La démarche méthodologique
Réalisée dans une grande métropole de l’ouest de la France en 2019 et en 2020, notre étude repose sur une enquête ethnographique mêlant participation observante (Soulé 2007) et entretiens biographiques (Beaud 1996). Dans un premier temps, la participation observante nous a permis de saisir au plus près la socialisation en train de se faire, d’observer les corps et leurs techniques, les interactions, etc. Dans un second temps, au moyen d’entretiens, nous avons reconstitué les trajectoires sociales des danseuses et des danseurs et accédé à leurs représentations. Deux espaces de pratique ont été observés hebdomadairement durant six mois : le hall d’un restaurant universitaire, lieu de rassemblement de danseuses et de danseurs en contexte autogéré, et un centre chorégraphique national (CCN) dirigé par un collectif hip-hop depuis 2019, ce dernier ayant prévu un espace pour la pratique libre du hip-hop dès sa prise de fonction. Le campus du restaurant universitaire se situe dans un quartier populaire, ce qui limite l’influence de l’université dans le recrutement social des danseurs et des danseuses. Ces deux espaces ont leur particularité en raison du contrôle social exercé : si le CCN propose une salle spécifique et des créneaux bien définis au sein d’une structure culturelle dont les entrées sont contrôlées, le hall universitaire est un espace totalement libre d’accès tant que l’université est ouverte. Deux groupes de pratiquantes et pratiquants distincts ont donc été observés dans ces lieux à partir d’une sociologie charnelle en ne portant pas seulement un regard spectateur sur les corps, mais en éprouvant aussi par corps, ce qui suppose d’investiguer l’action « en train de se faire » (Wacquant 2002).

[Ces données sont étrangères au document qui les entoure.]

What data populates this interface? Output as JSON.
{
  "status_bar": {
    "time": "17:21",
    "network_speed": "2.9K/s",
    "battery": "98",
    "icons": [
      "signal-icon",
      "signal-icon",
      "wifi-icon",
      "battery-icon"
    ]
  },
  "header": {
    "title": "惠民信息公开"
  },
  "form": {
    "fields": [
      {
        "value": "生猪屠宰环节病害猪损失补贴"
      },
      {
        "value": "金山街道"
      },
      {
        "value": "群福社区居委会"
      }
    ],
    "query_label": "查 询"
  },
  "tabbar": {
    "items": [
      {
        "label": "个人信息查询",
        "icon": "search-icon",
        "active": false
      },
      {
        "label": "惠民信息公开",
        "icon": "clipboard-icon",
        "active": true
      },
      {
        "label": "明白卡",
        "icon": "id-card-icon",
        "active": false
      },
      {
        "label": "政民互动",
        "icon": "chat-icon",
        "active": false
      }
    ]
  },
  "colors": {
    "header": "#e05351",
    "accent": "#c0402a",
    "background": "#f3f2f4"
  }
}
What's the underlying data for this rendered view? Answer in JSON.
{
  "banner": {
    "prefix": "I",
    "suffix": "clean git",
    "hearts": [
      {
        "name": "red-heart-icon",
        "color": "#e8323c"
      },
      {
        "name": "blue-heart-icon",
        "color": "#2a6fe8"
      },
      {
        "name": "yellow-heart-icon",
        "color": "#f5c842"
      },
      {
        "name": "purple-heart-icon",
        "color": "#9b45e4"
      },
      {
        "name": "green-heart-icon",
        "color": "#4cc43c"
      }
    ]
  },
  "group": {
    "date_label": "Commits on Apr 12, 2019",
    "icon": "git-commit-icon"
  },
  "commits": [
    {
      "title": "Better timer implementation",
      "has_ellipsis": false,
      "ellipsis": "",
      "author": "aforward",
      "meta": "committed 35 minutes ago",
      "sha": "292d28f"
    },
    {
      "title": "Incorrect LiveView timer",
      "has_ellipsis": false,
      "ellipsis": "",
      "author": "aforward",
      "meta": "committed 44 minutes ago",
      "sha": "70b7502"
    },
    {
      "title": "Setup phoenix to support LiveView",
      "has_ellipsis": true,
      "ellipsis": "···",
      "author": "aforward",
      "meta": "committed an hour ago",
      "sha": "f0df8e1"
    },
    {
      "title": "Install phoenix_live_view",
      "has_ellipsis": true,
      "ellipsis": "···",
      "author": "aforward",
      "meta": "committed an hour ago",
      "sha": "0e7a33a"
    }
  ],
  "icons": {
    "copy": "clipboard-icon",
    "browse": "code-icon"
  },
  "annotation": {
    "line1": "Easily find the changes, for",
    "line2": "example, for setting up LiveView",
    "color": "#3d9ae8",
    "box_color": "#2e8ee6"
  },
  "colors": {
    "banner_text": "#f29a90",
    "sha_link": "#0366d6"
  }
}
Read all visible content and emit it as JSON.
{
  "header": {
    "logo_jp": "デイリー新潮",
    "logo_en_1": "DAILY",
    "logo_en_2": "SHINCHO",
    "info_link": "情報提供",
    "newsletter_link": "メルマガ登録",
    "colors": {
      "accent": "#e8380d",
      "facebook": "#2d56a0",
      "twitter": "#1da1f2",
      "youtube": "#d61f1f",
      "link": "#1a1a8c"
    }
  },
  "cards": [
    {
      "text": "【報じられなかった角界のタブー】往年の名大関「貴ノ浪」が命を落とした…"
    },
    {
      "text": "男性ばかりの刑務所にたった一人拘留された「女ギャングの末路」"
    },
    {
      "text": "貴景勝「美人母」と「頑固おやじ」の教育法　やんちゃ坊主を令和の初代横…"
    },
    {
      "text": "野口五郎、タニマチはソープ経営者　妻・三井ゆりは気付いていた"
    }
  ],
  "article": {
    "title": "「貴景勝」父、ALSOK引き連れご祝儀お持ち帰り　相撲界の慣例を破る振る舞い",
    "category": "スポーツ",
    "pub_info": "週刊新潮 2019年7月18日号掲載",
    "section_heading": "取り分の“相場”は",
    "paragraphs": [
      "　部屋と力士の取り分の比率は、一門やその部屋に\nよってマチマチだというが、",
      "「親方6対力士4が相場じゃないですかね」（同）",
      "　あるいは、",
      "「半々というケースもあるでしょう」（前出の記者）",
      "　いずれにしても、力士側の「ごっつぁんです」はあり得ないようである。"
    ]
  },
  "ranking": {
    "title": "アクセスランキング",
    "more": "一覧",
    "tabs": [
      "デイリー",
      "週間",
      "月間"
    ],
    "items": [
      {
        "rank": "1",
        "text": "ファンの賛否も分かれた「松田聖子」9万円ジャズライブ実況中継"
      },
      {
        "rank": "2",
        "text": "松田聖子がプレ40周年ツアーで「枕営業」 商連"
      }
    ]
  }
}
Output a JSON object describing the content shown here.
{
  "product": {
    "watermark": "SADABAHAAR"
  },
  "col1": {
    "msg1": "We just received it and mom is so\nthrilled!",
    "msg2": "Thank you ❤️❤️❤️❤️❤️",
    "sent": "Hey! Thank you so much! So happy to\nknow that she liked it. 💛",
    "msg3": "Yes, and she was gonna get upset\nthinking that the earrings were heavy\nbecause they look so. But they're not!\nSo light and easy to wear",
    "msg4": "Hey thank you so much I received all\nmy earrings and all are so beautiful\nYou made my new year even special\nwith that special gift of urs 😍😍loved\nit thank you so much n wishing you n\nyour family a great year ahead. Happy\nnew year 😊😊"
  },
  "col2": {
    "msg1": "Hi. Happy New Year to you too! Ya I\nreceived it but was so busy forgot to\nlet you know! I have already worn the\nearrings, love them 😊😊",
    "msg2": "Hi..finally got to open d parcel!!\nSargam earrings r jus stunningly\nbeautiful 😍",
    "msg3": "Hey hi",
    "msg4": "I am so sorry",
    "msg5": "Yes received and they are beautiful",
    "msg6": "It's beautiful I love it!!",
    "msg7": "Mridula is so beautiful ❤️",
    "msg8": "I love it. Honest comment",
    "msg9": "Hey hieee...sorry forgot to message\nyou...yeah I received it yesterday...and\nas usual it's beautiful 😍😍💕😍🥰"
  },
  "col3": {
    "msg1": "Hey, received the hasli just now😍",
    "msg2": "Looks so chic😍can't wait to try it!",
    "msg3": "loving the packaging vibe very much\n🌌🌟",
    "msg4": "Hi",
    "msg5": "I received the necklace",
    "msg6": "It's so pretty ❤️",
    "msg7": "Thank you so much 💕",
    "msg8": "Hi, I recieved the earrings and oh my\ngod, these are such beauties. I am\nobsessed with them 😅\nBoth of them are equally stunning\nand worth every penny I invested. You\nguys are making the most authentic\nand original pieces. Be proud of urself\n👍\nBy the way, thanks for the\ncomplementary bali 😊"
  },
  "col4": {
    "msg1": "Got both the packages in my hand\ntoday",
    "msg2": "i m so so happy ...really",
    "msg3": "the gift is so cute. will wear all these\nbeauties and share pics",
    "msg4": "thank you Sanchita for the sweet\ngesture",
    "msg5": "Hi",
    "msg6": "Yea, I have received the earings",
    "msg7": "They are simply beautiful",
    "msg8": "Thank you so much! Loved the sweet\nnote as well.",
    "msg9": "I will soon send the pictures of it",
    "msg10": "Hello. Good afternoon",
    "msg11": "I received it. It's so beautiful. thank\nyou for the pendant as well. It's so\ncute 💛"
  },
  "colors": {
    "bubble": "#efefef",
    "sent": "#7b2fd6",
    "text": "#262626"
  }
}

Soulignons que l’approche ethnographique soulève un problème méthodologique majeur dans le contexte français universaliste : comment enquêter sur la race alors que sa dicibilité se révèle difficile et que les catégories raciales, contrairement au sexe et à la classe, ne sont ni institutionnalisées ni légitimes (Brun 2021)? Puisque « pour rendre pensable et possible une société sans catégories hiérarchisées, voire sans catégories, il faut bien commencer par les voir et les faire voir » (Dunezat 2015 : 2), nous avons adopté, pour la race, mais aussi pour la classe et le sexe, la perspective constructiviste et antinaturaliste de Dunezat, en confrontant les catégorisations « ex ante » faites par nous-mêmes en début d’enquête et les « ex post » qui sont apparues après le traitement des données ethnographiques. Nous avons ainsi défini trois catégories racialisées selon des marqueurs de racialisation ordinaires (Mazouz 2008), essentialisants, mais nécessaires pour une description ex ante des personnes ayant participé à l’enquête, tels que la couleur de peau, la tenue, les cheveux, la morphologie. Nous avons donc assigné a priori des personnes comme noires (afrodescendantes), blanches et arabes. Ces catégorisations n’ont pas été reconfigurées par des autoassignations différentes lors de l’analyse des données, même si des variations intracatégorielles ont été observées. Pour la catégorisation de sexe, nous nous sommes appuyés sur les mêmes marqueurs que ceux de la race; cependant, pour la classe, nous avons croisé les catégories socioprofessionnelles de l’Institut national de la statistique et des études économiques (Insee) et le lieu d’habitation géographique (Clair 2007).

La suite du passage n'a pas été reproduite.